Qatari charity head gives millions to European Muslim Brotherhood-linked bodies

Some of the money has gone to groups linked to a hate preacher banned in the UK

Egyptian Cleric and chairman of the International Union of Muslim Scholars Sheikh Yusuf al-Qaradawi attends a seminar entitled 'Jerusalem and Al-Aqsa between conspiracy and confrontation' in the Qatari capital Doha on May 11, 2014. AFP PHOTO/AL-WATAN DOHA/KARIM JAAFAR == QATAR OUT == (Photo by KARIM JAAFAR / AL-WATAN DOHA / AFP)

The head of a Qatari charity that founded a website instructing Muslims to hate Jews and Christians is behind more than £28.2 million (Dh131.4 m) in donations given to a UK benevolent fund.

Some of the money has recently been given to a group with links to hate preacher Yusuf Al Qaradawi, who is banned in the UK and is believed to be the spiritual leader of the Muslim Brotherhood. Millions have also been used to build a mosque whose trustee is a former president of the Muslim Brotherhood’s European arm.

The Muslim Brotherhood, which began in Egypt in 1928, has been outlawed in Saudi Arabia, Egypt and the UAE and is shortly due to be added to the US’s list of banned organisations.

The organisation is not banned in the UK but a 2015 report for the British government made a series of damning assessments of its activities in the country.

The Nectar Trust has given the Institute European des Sciences Humanitarian (IESH), a France based Islamic education institution, almost £1m in the last three years. A sum of £86,196 was spent by the Nectar Trust last year to benefit the IESH, which publishes fatwas following the guidance of the European Council on Fatwa and Research (ECFR).

The former president of the council is Al Qaradawi who recently courted controversy for creating an app in which he made derogatory references to Jews. The ECFR has promoted a controversial fatwa guidance App on Apple Store and other sales platforms. Despite demands for it to be pulled, the platform remains available. Apple has said it is conducting a review.

Al Qaradawi, who lives in Qatar, is banned from the US, UK and France for his extremist views.

The Qatar Charity in Doha (also known as QC), which has also been connected with the Muslim Brotherhood and designated a proscribed organisation within the Arab Quartet for its links to terrorism, handed British charity the Nectar Trust £28.2m between 2017-2018.

The CEO of QC, Yousef Al Kuwari, is also the former chief executive of the Nectar Trust, the British arm of the Qatari body, which is behind a number of projects to build some of the largest multi-million-pound mosques across Europe.

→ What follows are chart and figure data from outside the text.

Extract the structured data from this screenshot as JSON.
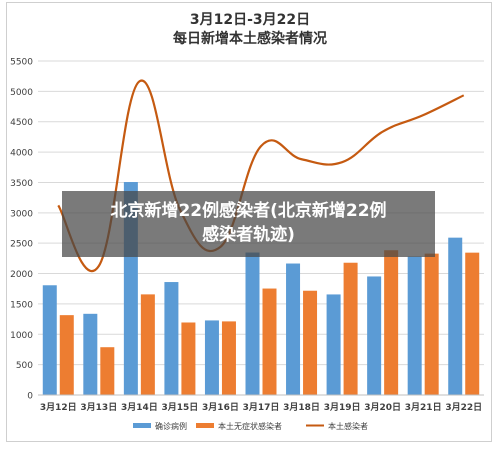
{
  "chart_data": {
    "type": "bar",
    "title": "3月12日-3月22日",
    "subtitle": "每日新增本土感染者情况",
    "categories": [
      "3月12日",
      "3月13日",
      "3月14日",
      "3月15日",
      "3月16日",
      "3月17日",
      "3月18日",
      "3月19日",
      "3月20日",
      "3月21日",
      "3月22日"
    ],
    "ylim": [
      0,
      5500
    ],
    "yticks": [
      0,
      500,
      1000,
      1500,
      2000,
      2500,
      3000,
      3500,
      4000,
      4500,
      5000,
      5500
    ],
    "grid": true,
    "legend_position": "bottom",
    "series": [
      {
        "name": "确诊病例",
        "type": "bar",
        "color": "#5b9bd5",
        "values": [
          1807,
          1337,
          3507,
          1860,
          1228,
          2346,
          2165,
          1656,
          1952,
          2280,
          2591
        ]
      },
      {
        "name": "本土无症状感染者",
        "type": "bar",
        "color": "#ed7d31",
        "values": [
          1315,
          787,
          1657,
          1194,
          1212,
          1753,
          1717,
          2178,
          2384,
          2328,
          2344
        ]
      },
      {
        "name": "本土感染者",
        "type": "line",
        "color": "#c55a11",
        "values": [
          3122,
          2124,
          5164,
          3054,
          2440,
          4099,
          3882,
          3834,
          4336,
          4608,
          4935
        ]
      }
    ]
  },
  "overlay": {
    "line1": "北京新增22例感染者(北京新增22例",
    "line2": "感染者轨迹)"
  }
}
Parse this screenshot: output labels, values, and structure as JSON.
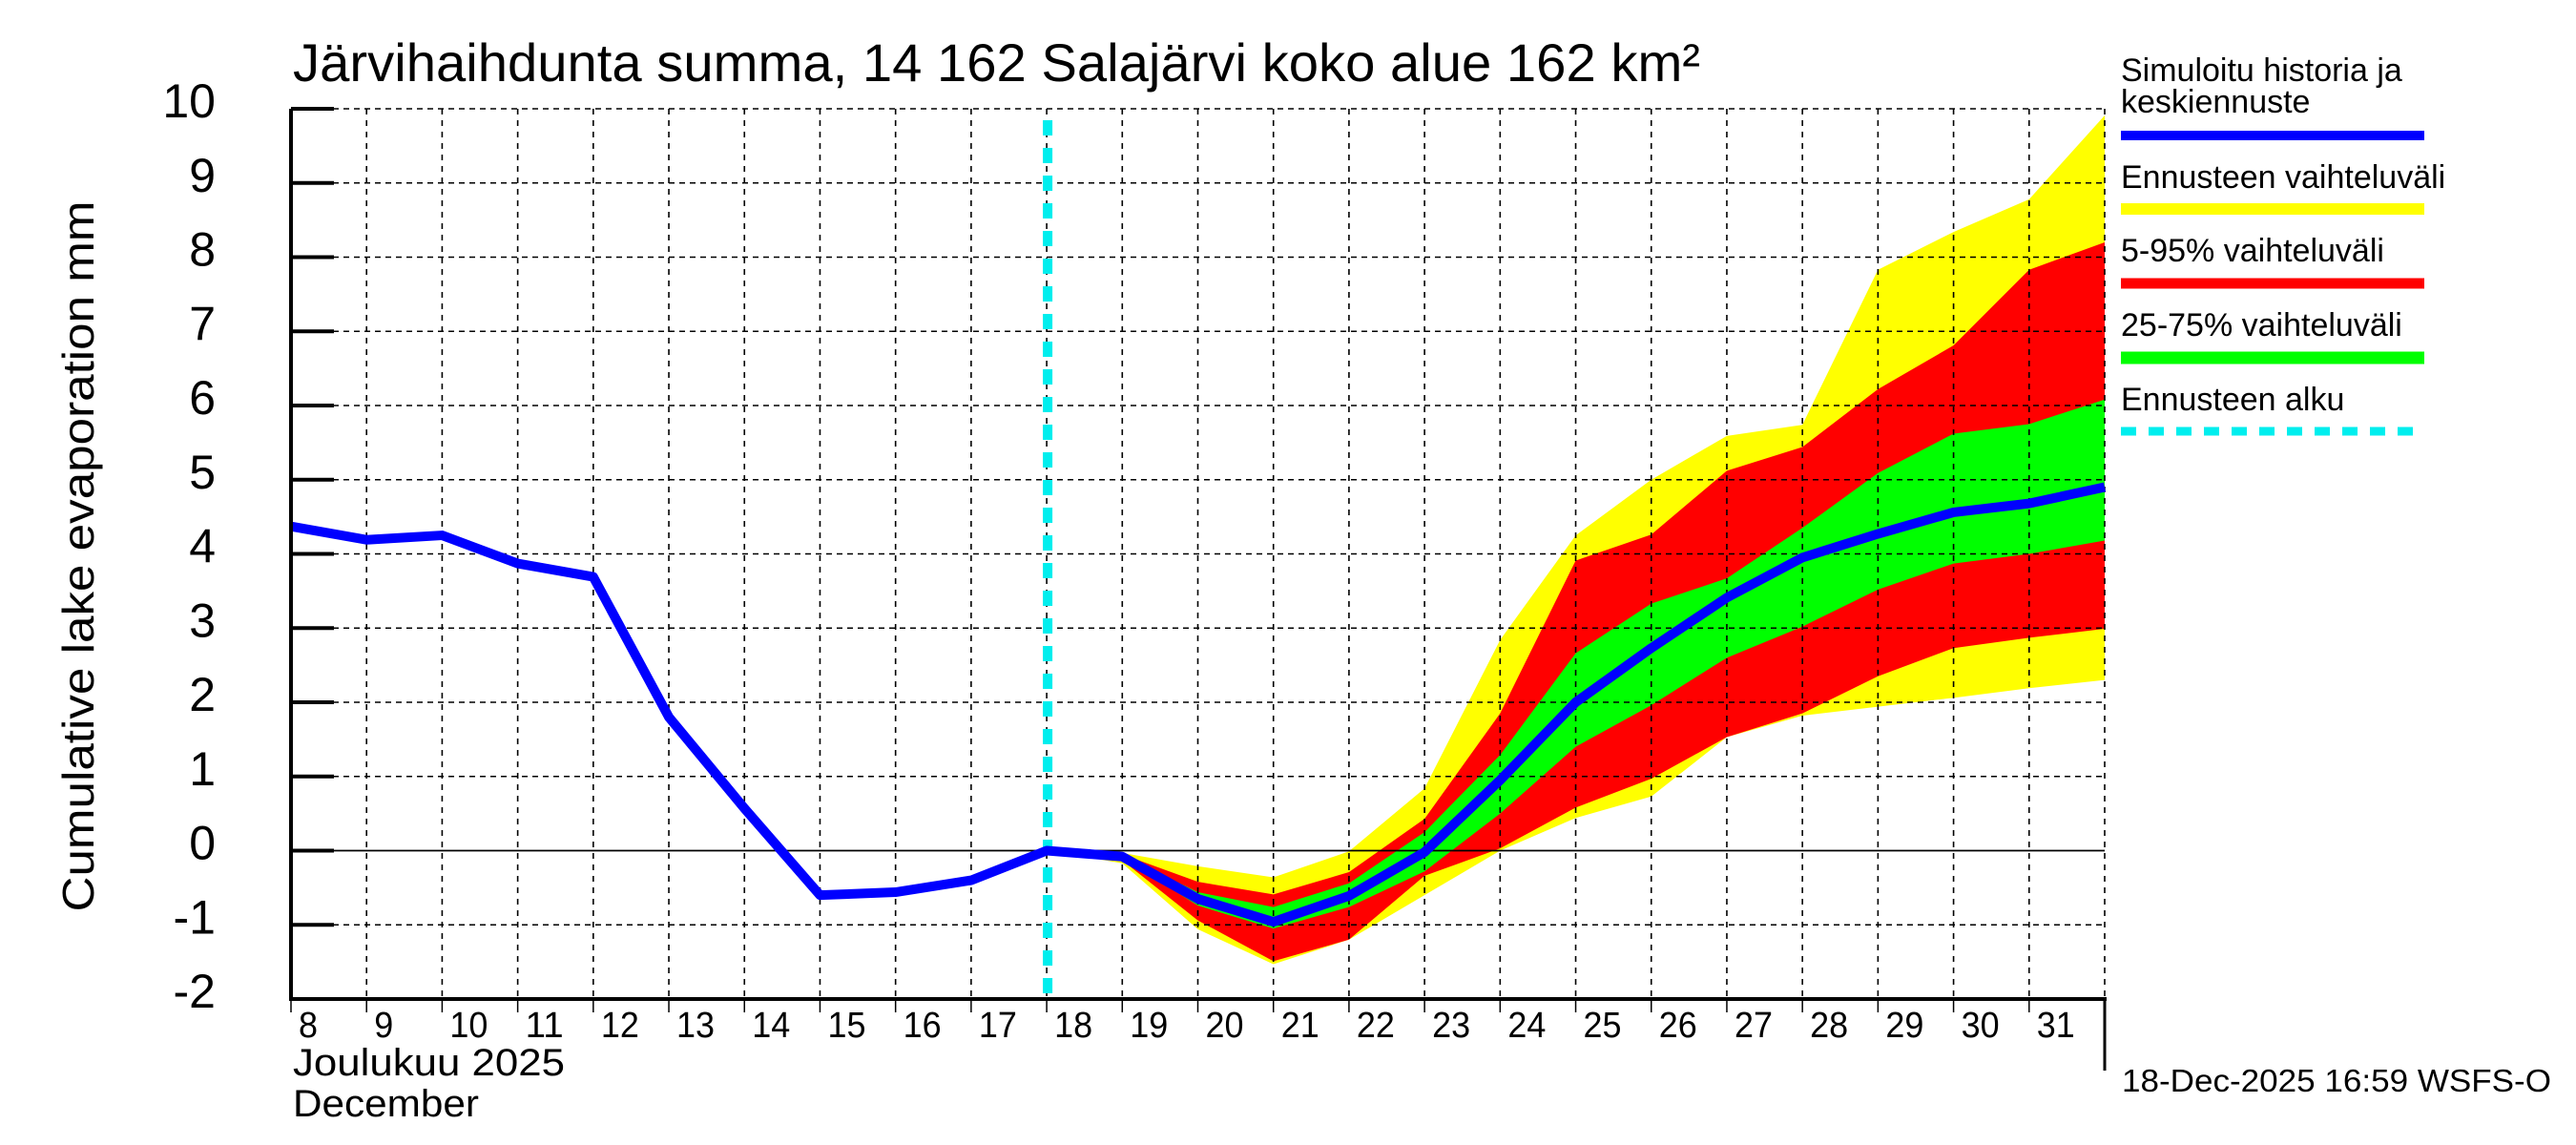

He previously founded Islamweb, a website that issued edicts stating that it is “forbidden” to swear an oath to gain British citizenship and warned of Jews and Christians: “It is incumbent to hate them for the sake of Allah.”

Just a month prior to his links being made public in October 2017, the charity changed its name from the Qatar Charity UK to the Nectar Trust.

Despite Al Kuwari’s resignation, the Nectar Trust’s latest accounts reveal that during the period of the revelations the multi-million-pound funds were being pumped into the charity from Qatar Charity – which Al Kuwari ran at the same time.

In the last few years, the Trust has given £2.2m to the Emaan Trust in Sheffield to build one of the UK’s largest mosques. The project has also been steeped in controversy after it was revealed the construction was being overseen by a Kuwaiti official who claimed Jews orchestrated the September 11, 2001 attacks and that board members of the group had criminal records.

A trustee of the Emaan Trust, Ahmed Al-Rawi, is the former president of the Federation of Islamic Organisations, believed to be the European arm of the Muslim Brotherhood. He has previously signed a statement supporting attacks on coalition troops in Iraq.

His brother Kharum was the director of the European Institute of Human Sciences and ran the school in Wales attended by terrorist Michael Adebowale who killed British soldier Lee Rigby.

The school’s curriculum was linked to Al Qaradawi, whose books were found in its library. It led to the University of Wales severing ties with the institute.

The accounts also show the Nectar Trust gave almost £15m to build two mosques in France – one in Mulhouse is believed to be the largest in Europe and can accommodate 800 students and 50,000 worshippers.

In April, an investigation alleged that the lavish funding was actually tied to the Muslim Brotherhood.

The book, Qatar Papers - How the emirate finances Islam in France and Europe, written by two French journalists, publishes evidence that cheques and money transfers from Qatar have been used to underwrite more than 140 projects around Europe, where the Muslim Brotherhood has sought to expand its influence.

Qatar Charity did not respond to comment but told The Telegraph that during Al Kuwari's time as Islamweb chairman "he was not involved in the development or moderation of the website's content or in its daily management.

“The views and contents expressed in the website do not reflect the views of Mr Al Kawari and cannot be attributed to him. They certainly do not reflect the views of and cannot be attributed in any way to QCUK.”